From within the debugger you can then check the values of the various parts of this expression. The overflow seems to occur in:
(mu*18.0*v)/(cc*densparticula* (D**2.00))
The first time the warning occurs, (cc*densparticula* (D**2.00) evaluates as 2.3210168586496022e-12, whereas (mu*18.0*v) evaluates as -9.9984582297025182e+299.
Basically you are dividing a very large number by a very small number, and the magnitude of the result is exceeding the maximum value that can be represented. This might be a problem with your math, or it might be that your inputs to the function are not reasonably scaled.
Your system reduces to
dv/dt = a = K - L*v
with K about 10 and L ranging between, at first glance 1e+5 to 1e+10. The actual coefficients used confirm that:
D=1.0000e-09 K= 9.787995 L=1.3843070e+08
D=3.2000e-08 K= 9.787995 L=4.2570244e+06
D=1.0240e-06 K= 9.787995 L=9.0146813e+04
The Euler step for the velocity is
v[j+1]=v[j]+(K-L*v[j])*dt =(1-L*dt)*v[j] + K*dt
For anything resembling the intended friction effect, i.e., the velocity falling to K/L one needs that abs(1-L*dt)<1, and if possible 0<1-L*dt<1, that is, dt < 1/L. Which means here that dt < 1e-10.

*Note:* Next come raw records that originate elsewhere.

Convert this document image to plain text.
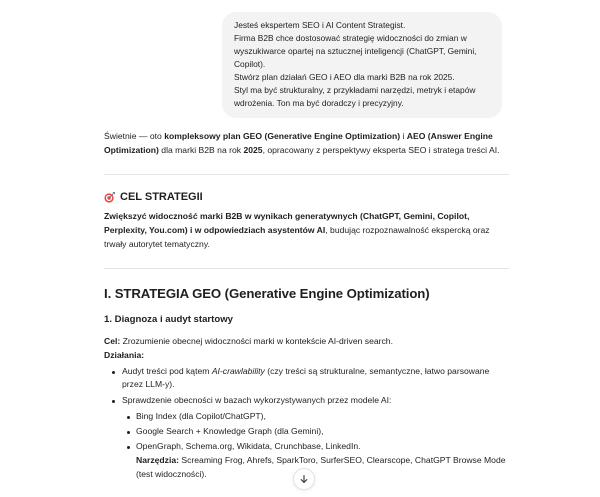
Jesteś ekspertem SEO i AI Content Strategist.
Firma B2B chce dostosować strategię widoczności do zmian w
wyszukiwarce opartej na sztucznej inteligencji (ChatGPT, Gemini,
Copilot).
Stwórz plan działań GEO i AEO dla marki B2B na rok 2025.
Styl ma być strukturalny, z przykładami narzędzi, metryk i etapów
wdrożenia. Ton ma być doradczy i precyzyjny.

Świetnie — oto kompleksowy plan GEO (Generative Engine Optimization) i AEO (Answer Engine Optimization) dla marki B2B na rok 2025, opracowany z perspektywy eksperta SEO i stratega treści AI.

CEL STRATEGII

Zwiększyć widoczność marki B2B w wynikach generatywnych (ChatGPT, Gemini, Copilot, Perplexity, You.com) i w odpowiedziach asystentów AI, budując rozpoznawalność ekspercką oraz trwały autorytet tematyczny.

I. STRATEGIA GEO (Generative Engine Optimization)
1. Diagnoza i audyt startowy

Cel: Zrozumienie obecnej widoczności marki w kontekście AI-driven search.

Działania:

Audyt treści pod kątem AI-crawlability (czy treści są strukturalne, semantyczne, łatwo parsowane przez LLM-y).
Sprawdzenie obecności w bazach wykorzystywanych przez modele AI:
Bing Index (dla Copilot/ChatGPT),
Google Search + Knowledge Graph (dla Gemini),
OpenGraph, Schema.org, Wikidata, Crunchbase, LinkedIn.

Narzędzia: Screaming Frog, Ahrefs, SparkToro, SurferSEO, Clearscope, ChatGPT Browse Mode (test widoczności).
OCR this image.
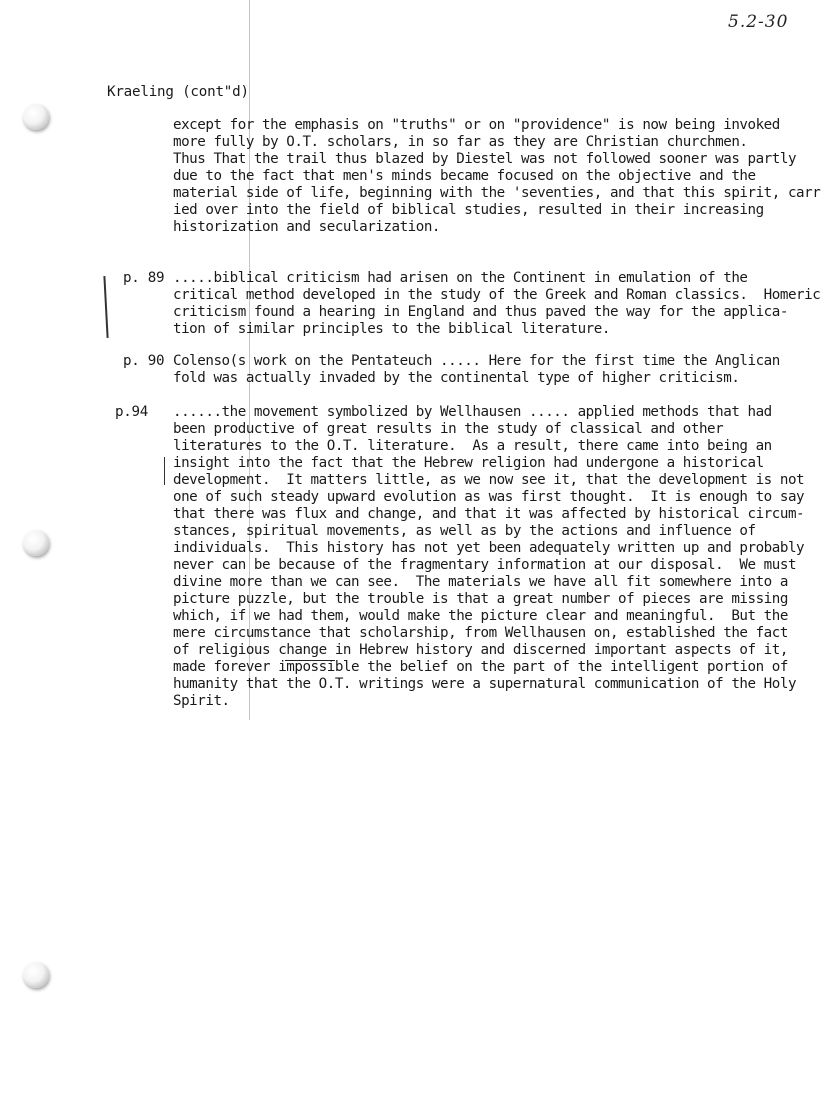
5.2-30
Kraeling (cont"d)
except for the emphasis on "truths" or on "providence" is now being invoked
more fully by O.T. scholars, in so far as they are Christian churchmen.
Thus That the trail thus blazed by Diestel was not followed sooner was partly
due to the fact that men's minds became focused on the objective and the
material side of life, beginning with the 'seventies, and that this spirit, carr
ied over into the field of biblical studies, resulted in their increasing
historization and secularization.
p. 89 .....biblical criticism had arisen on the Continent in emulation of the
critical method developed in the study of the Greek and Roman classics.  Homeric
criticism found a hearing in England and thus paved the way for the applica-
tion of similar principles to the biblical literature.
p. 90 Colenso(s work on the Pentateuch ..... Here for the first time the Anglican
fold was actually invaded by the continental type of higher criticism.
p.94 ......the movement symbolized by Wellhausen ..... applied methods that had
been productive of great results in the study of classical and other
literatures to the O.T. literature.  As a result, there came into being an
insight into the fact that the Hebrew religion had undergone a historical
development.  It matters little, as we now see it, that the development is not
one of such steady upward evolution as was first thought.  It is enough to say
that there was flux and change, and that it was affected by historical circum-
stances, spiritual movements, as well as by the actions and influence of
individuals.  This history has not yet been adequately written up and probably
never can be because of the fragmentary information at our disposal.  We must
divine more than we can see.  The materials we have all fit somewhere into a
picture puzzle, but the trouble is that a great number of pieces are missing
which, if we had them, would make the picture clear and meaningful.  But the
mere circumstance that scholarship, from Wellhausen on, established the fact
of religious change in Hebrew history and discerned important aspects of it,
made forever impossible the belief on the part of the intelligent portion of
humanity that the O.T. writings were a supernatural communication of the Holy
Spirit.
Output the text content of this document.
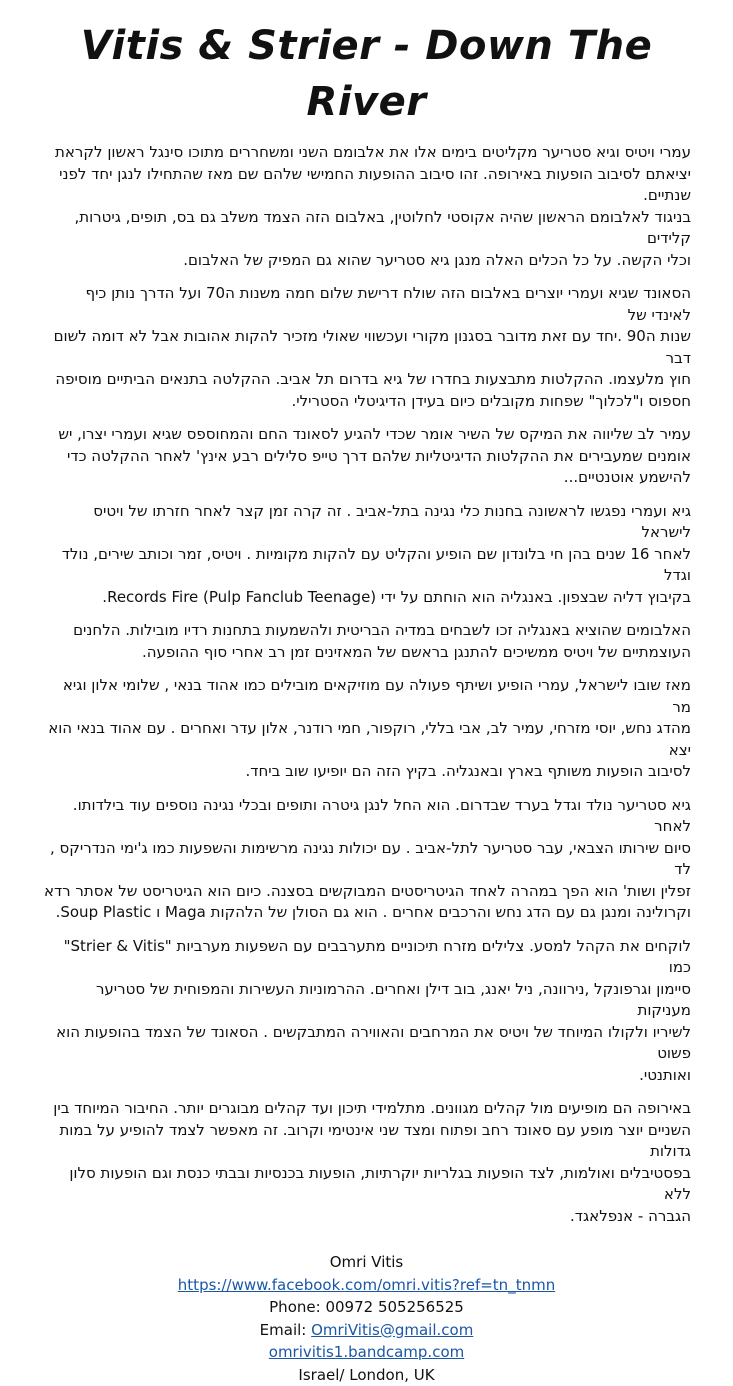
Vitis & Strier - Down The River

עמרי ויטיס וגיא סטריער מקליטים בימים אלו את אלבומם השני ומשחררים מתוכו סינגל ראשון לקראת
יציאתם לסיבוב הופעות באירופה. זהו סיבוב ההופעות החמישי שלהם שם מאז שהתחילו לנגן יחד לפני
שנתיים.
בניגוד לאלבומם הראשון שהיה אקוסטי לחלוטין, באלבום הזה הצמד משלב גם בס, תופים, גיטרות, קלידים
וכלי הקשה. על כל הכלים האלה מנגן גיא סטריער שהוא גם המפיק של האלבום.

הסאונד שגיא ועמרי יוצרים באלבום הזה שולח דרישת שלום חמה משנות ה70 ועל הדרך נותן כיף לאינדי של
שנות ה90 .יחד עם זאת מדובר בסגנון מקורי ועכשווי שאולי מזכיר להקות אהובות אבל לא דומה לשום דבר
חוץ מלעצמו. ההקלטות מתבצעות בחדרו של גיא בדרום תל אביב. ההקלטה בתנאים הביתיים מוסיפה
חספוס ו"לכלוך" שפחות מקובלים כיום בעידן הדיגיטלי הסטרילי.

עמיר לב שליווה את המיקס של השיר אומר שכדי להגיע לסאונד החם והמחוספס שגיא ועמרי יצרו, יש
אומנים שמעבירים את ההקלטות הדיגיטליות שלהם דרך טייפ סלילים רבע אינץ' לאחר ההקלטה כדי
להישמע אוטנטיים...

גיא ועמרי נפגשו לראשונה בחנות כלי נגינה בתל-אביב . זה קרה זמן קצר לאחר חזרתו של ויטיס לישראל
לאחר 16 שנים בהן חי בלונדון שם הופיע והקליט עם להקות מקומיות . ויטיס, זמר וכותב שירים, נולד וגדל
בקיבוץ דליה שבצפון. באנגליה הוא הוחתם על ידי Records Fire (Pulp Fanclub Teenage).

האלבומים שהוציא באנגליה זכו לשבחים במדיה הבריטית ולהשמעות בתחנות רדיו מובילות. הלחנים
העוצמתיים של ויטיס ממשיכים להתנגן בראשם של המאזינים זמן רב אחרי סוף ההופעה.

מאז שובו לישראל, עמרי הופיע ושיתף פעולה עם מוזיקאים מובילים כמו אהוד בנאי , שלומי אלון וגיא מר
מהדג נחש, יוסי מזרחי, עמיר לב, אבי בללי, רוקפור, חמי רודנר, אלון עדר ואחרים . עם אהוד בנאי הוא יצא
לסיבוב הופעות משותף בארץ ובאנגליה. בקיץ הזה הם יופיעו שוב ביחד.

גיא סטריער נולד וגדל בערד שבדרום. הוא החל לנגן גיטרה ותופים ובכלי נגינה נוספים עוד בילדותו. לאחר
סיום שירותו הצבאי, עבר סטריער לתל-אביב . עם יכולות נגינה מרשימות והשפעות כמו ג'ימי הנדריקס , לד
זפלין ושות' הוא הפך במהרה לאחד הגיטריסטים המבוקשים בסצנה. כיום הוא הגיטריסט של אסתר רדא
וקרולינה ומנגן גם עם הדג נחש והרכבים אחרים . הוא גם הסולן של הלהקות Maga ו Soup Plastic.

"Strier & Vitis" לוקחים את הקהל למסע. צלילים מזרח תיכוניים מתערבבים עם השפעות מערביות כמו
סיימון וגרפונקל ,נירוונה, ניל יאנג, בוב דילן ואחרים. ההרמוניות העשירות והמפוחית של סטריער מעניקות
לשיריו ולקולו המיוחד של ויטיס את המרחבים והאווירה המתבקשים . הסאונד של הצמד בהופעות הוא פשוט
ואותנטי.

באירופה הם מופיעים מול קהלים מגוונים. מתלמידי תיכון ועד קהלים מבוגרים יותר. החיבור המיוחד בין
השניים יוצר מופע עם סאונד רחב ופתוח ומצד שני אינטימי וקרוב. זה מאפשר לצמד להופיע על במות גדולות
בפסטיבלים ואולמות, לצד הופעות בגלריות יוקרתיות, הופעות בכנסיות ובבתי כנסת וגם הופעות סלון ללא
הגברה - אנפלאגד.

Omri Vitis
https://www.facebook.com/omri.vitis?ref=tn_tnmn
Phone: 00972 505256525
Email: OmriVitis@gmail.com
omrivitis1.bandcamp.com
Israel/ London, UK
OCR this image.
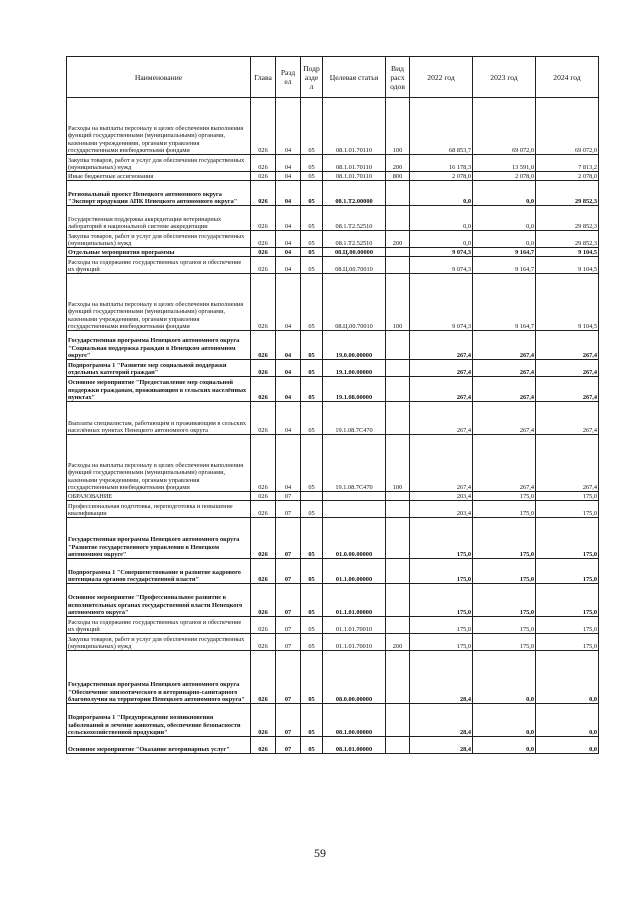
Наименование	Глава	Разд ел	Подр азде л	Целевая статья	Вид расх одов	2022 год	2023 год	2024 год
Расходы на выплаты персоналу в целях обеспечения выполнения функций государственными (муниципальными) органами, казенными учреждениями, органами управления государственными внебюджетными фондами	026	04	05	08.1.01.70110	100	68 853,7	69 072,0	69 072,0
Закупка товаров, работ и услуг для обеспечения государственных (муниципальных) нужд	026	04	05	08.1.01.70110	200	16 178,3	13 591,0	7 813,2
Иные бюджетные ассигнования	026	04	05	08.1.01.70110	800	2 078,0	2 078,0	2 078,0
Региональный проект Ненецкого автономного округа "Экспорт продукции АПК Ненецкого автономного округа"	026	04	05	08.1.Т2.00000		0,0	0,0	29 852,3
Государственная поддержка аккредитации ветеринарных лабораторий в национальной системе аккредитации	026	04	05	08.1.Т2.52510		0,0	0,0	29 852,3
Закупка товаров, работ и услуг для обеспечения государственных (муниципальных) нужд	026	04	05	08.1.Т2.52510	200	0,0	0,0	29 852,3
Отдельные мероприятия программы	026	04	05	08.Ц.00.00000		9 074,3	9 164,7	9 104,5
Расходы на содержание государственных органов и обеспечение их функций	026	04	05	08.Ц.00.70010		9 074,3	9 164,7	9 104,5
Расходы на выплаты персоналу в целях обеспечения выполнения функций государственными (муниципальными) органами, казенными учреждениями, органами управления государственными внебюджетными фондами	026	04	05	08.Ц.00.70010	100	9 074,3	9 164,7	9 104,5
Государственная программа Ненецкого автономного округа "Социальная поддержка граждан в Ненецком автономном округе"	026	04	05	19.0.00.00000		267,4	267,4	267,4
Подпрограмма 1 "Развитие мер социальной поддержки отдельных категорий граждан"	026	04	05	19.1.00.00000		267,4	267,4	267,4
Основное мероприятие "Предоставление мер социальной поддержки гражданам, проживающим в сельских населённых пунктах"	026	04	05	19.1.08.00000		267,4	267,4	267,4
Выплаты специалистам, работающим и проживающим в сельских населённых пунктах Ненецкого автономного округа	026	04	05	19.1.08.7С470		267,4	267,4	267,4
Расходы на выплаты персоналу в целях обеспечения выполнения функций государственными (муниципальными) органами, казенными учреждениями, органами управления государственными внебюджетными фондами	026	04	05	19.1.08.7С470	100	267,4	267,4	267,4
ОБРАЗОВАНИЕ	026	07				203,4	175,0	175,0
Профессиональная подготовка, переподготовка и повышение квалификации	026	07	05			203,4	175,0	175,0
Государственная программа Ненецкого автономного округа "Развитие государственного управления в Ненецком автономном округе"	026	07	05	01.0.00.00000		175,0	175,0	175,0
Подпрограмма 1 "Совершенствование и развитие кадрового потенциала органов государственной власти"	026	07	05	01.1.00.00000		175,0	175,0	175,0
Основное мероприятие "Профессиональное развитие в исполнительных органах государственной власти Ненецкого автономного округа"	026	07	05	01.1.01.00000		175,0	175,0	175,0
Расходы на содержание государственных органов и обеспечение их функций	026	07	05	01.1.01.70010		175,0	175,0	175,0
Закупка товаров, работ и услуг для обеспечения государственных (муниципальных) нужд	026	07	05	01.1.01.70010	200	175,0	175,0	175,0
Государственная программа Ненецкого автономного округа "Обеспечение эпизоотического и ветеринарно-санитарного благополучия на территории Ненецкого автономного округа"	026	07	05	08.0.00.00000		28,4	0,0	0,0
Подпрограмма 1 "Предупреждение возникновения заболеваний и лечение животных, обеспечение безопасности сельскохозяйственной продукции"	026	07	05	08.1.00.00000		28,4	0,0	0,0
Основное мероприятие "Оказание ветеринарных услуг"	026	07	05	08.1.01.00000		28,4	0,0	0,0
59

To be able to use larger time steps you need to use methods for stiff differential equations, which means implicit methods. The most simple ones are the implicit Euler method, the midpoint method and the trapezoidal method.
Because of the linearity, the midpoint and trapezoidal method amount to the same formula
v[j+1] = v[j] + dt * ( K - L*(v[j]+v[j+1])/2 )
or
v[j+1] = ( (1-L*dt/2)*v[j] + K*dt ) / (1+L*dt/2)
Of course, the most simple method is to just exactly integrate the ODE
(-L*v')/(K-L*v)=-L => K-L*v(t)=C*exp(-L*t), C=K-L*v(0)
v(t)=K/L + exp(-L*t)*(v(0)-K/L)
which integrates to
x(t)=x(0)+K/L*t+(1-exp(-L*t))/L*(v(0)-K/L).
Alternatively it is possible that you made an error in transcribing the physical laws into formulas so that the magnitudes of the constants are all wrong.